- Genre: Dramatic anthology series
- Presented by: Arlene Dahl (1953) Anita Colby (1954) Polly Bergen (1955)
- Country of origin: United States
- Original language: English
- No. of seasons: 2
- No. of episodes: 80

Production
- Running time: 24–25 minutes
- Production company: Revue Productions

Original release
- Network: ABC
- Release: October 2, 1953 – June 26, 1955

= The Pepsi-Cola Playhouse =

The Pepsi-Cola Playhouse is an American dramatic anthology series that aired on ABC from 1953 to 1955, sponsored by Pepsi-Cola. The show was hosted by Arlene Dahl (1953), Anita Colby (1954), and, finally, Polly Bergen (1955).
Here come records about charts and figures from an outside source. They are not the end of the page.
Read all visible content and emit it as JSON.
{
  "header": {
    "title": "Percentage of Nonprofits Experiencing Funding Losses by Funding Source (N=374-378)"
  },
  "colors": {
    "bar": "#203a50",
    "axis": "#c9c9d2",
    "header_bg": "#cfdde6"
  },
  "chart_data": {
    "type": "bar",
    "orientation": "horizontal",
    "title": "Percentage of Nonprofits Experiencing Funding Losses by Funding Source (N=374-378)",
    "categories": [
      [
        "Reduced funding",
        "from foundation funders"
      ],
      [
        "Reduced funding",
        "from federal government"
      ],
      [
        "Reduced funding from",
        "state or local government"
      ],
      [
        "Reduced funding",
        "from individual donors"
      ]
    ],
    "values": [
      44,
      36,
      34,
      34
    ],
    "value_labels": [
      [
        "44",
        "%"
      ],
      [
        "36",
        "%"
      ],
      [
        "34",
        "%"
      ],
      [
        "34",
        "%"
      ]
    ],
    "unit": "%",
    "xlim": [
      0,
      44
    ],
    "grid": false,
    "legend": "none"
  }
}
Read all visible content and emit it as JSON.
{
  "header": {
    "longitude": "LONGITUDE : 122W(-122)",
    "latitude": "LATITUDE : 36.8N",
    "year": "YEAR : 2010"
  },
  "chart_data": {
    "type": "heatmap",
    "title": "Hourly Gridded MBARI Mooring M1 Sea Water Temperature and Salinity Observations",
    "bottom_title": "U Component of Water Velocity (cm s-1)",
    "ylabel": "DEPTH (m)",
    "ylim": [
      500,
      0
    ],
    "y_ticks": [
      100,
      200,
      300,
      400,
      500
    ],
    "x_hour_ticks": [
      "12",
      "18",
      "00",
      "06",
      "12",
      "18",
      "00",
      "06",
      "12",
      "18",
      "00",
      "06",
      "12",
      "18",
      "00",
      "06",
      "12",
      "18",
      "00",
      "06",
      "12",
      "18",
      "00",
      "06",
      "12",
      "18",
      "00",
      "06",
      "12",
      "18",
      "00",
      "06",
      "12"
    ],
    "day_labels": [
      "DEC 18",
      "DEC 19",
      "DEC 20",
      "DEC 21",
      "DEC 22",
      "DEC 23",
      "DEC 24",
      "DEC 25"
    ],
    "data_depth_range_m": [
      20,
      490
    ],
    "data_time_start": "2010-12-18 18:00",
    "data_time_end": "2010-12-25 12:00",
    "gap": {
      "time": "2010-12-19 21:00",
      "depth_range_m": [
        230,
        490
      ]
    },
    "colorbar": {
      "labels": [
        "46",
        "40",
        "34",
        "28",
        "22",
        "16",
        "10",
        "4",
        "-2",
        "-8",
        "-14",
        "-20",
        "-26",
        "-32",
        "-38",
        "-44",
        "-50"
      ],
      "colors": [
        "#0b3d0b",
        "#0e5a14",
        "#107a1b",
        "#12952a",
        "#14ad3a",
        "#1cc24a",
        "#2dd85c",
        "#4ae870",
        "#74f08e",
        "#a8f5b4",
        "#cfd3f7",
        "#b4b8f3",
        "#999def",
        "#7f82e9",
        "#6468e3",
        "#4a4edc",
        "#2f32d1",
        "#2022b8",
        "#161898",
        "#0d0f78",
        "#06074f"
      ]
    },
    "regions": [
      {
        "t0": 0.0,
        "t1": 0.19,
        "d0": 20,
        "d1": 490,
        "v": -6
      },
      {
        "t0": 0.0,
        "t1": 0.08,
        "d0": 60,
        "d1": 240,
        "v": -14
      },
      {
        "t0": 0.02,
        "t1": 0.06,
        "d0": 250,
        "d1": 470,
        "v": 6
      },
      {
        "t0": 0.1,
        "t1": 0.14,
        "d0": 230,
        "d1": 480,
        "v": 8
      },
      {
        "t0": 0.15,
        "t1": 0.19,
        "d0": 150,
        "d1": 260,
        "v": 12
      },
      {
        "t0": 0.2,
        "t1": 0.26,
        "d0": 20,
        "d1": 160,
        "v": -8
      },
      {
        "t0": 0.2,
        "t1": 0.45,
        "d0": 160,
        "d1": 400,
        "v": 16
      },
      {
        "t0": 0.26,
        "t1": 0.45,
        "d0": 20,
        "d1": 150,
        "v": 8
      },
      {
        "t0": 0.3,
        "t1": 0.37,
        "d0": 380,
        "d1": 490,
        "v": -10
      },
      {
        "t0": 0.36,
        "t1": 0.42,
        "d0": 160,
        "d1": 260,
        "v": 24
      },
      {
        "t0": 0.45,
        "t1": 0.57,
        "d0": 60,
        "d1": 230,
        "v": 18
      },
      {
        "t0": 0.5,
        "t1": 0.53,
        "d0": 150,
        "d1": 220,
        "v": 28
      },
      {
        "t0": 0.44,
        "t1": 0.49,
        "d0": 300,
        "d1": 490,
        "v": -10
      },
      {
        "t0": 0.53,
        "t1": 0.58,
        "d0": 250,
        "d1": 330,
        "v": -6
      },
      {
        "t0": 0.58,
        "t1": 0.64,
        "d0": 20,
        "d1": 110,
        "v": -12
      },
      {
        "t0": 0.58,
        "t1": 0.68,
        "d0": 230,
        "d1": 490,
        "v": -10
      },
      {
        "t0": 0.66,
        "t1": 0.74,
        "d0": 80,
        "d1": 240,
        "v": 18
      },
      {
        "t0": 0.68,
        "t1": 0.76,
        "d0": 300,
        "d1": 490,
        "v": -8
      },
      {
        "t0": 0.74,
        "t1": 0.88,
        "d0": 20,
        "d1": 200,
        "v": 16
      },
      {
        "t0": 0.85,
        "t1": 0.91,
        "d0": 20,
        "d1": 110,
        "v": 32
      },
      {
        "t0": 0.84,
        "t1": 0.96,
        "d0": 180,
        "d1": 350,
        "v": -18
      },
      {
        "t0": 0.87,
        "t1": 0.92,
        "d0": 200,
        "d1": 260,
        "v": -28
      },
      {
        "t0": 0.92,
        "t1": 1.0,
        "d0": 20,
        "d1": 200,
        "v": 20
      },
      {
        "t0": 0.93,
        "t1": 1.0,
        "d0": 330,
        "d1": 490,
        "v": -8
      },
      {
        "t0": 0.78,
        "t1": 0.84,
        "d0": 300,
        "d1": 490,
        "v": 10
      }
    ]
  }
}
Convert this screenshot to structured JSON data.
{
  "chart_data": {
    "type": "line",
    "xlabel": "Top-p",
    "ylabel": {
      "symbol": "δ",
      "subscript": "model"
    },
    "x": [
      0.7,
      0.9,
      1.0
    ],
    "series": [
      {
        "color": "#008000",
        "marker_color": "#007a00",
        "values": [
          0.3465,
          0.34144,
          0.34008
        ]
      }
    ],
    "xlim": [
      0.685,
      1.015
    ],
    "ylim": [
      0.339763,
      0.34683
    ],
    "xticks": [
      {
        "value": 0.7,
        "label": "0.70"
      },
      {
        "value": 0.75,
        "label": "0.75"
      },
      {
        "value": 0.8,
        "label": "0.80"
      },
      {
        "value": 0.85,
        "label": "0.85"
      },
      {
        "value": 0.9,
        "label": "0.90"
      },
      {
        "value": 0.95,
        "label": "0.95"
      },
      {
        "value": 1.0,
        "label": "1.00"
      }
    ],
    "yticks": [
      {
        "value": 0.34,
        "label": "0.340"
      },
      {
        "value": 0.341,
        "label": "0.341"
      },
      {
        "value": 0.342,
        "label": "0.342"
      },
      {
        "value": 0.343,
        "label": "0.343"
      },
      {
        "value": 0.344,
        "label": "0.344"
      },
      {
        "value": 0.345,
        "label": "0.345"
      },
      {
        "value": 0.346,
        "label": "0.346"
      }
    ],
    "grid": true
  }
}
Initially the series was done live, but switched to film during the first season.

==Guest stars==
- Claude Akins
- Frances Bavier
- Whit Bissell
- Charles Bronson
- Sally Brophy
- Jean Byron
- Pat Carroll
- Bobby Clark
- Andy Clyde
- Lloyd Corrigan
- Walter Coy
- Ross Elliott
- Beverly Garland
- Nancy Gates
- Peter Graves
- Rick Jason
- Carolyn Jones
- Brian Keith
- Jack Kelly
- Barton MacLane
- Lee Marvin
- Vera Miles
- Dennis Morgan
- George Nader
- Jay Novello
- Patrick O'Neal
- Frances Rafferty
- Karen Sharpe
- Craig Stevens
- Onslow Stevens

==Episode status==
The UCLA Film and Television Archive has three episodes of the series in its collection.

==Critical response==
A review of the October 2, 1953, episode in the trade publication Billboard said that the series followed a standard Hollywood formula but "should be a commercial if not artistic triumph". The review called the episode's contents "unimaginative, stereotyped slop" but added that similar content was popular with housewives.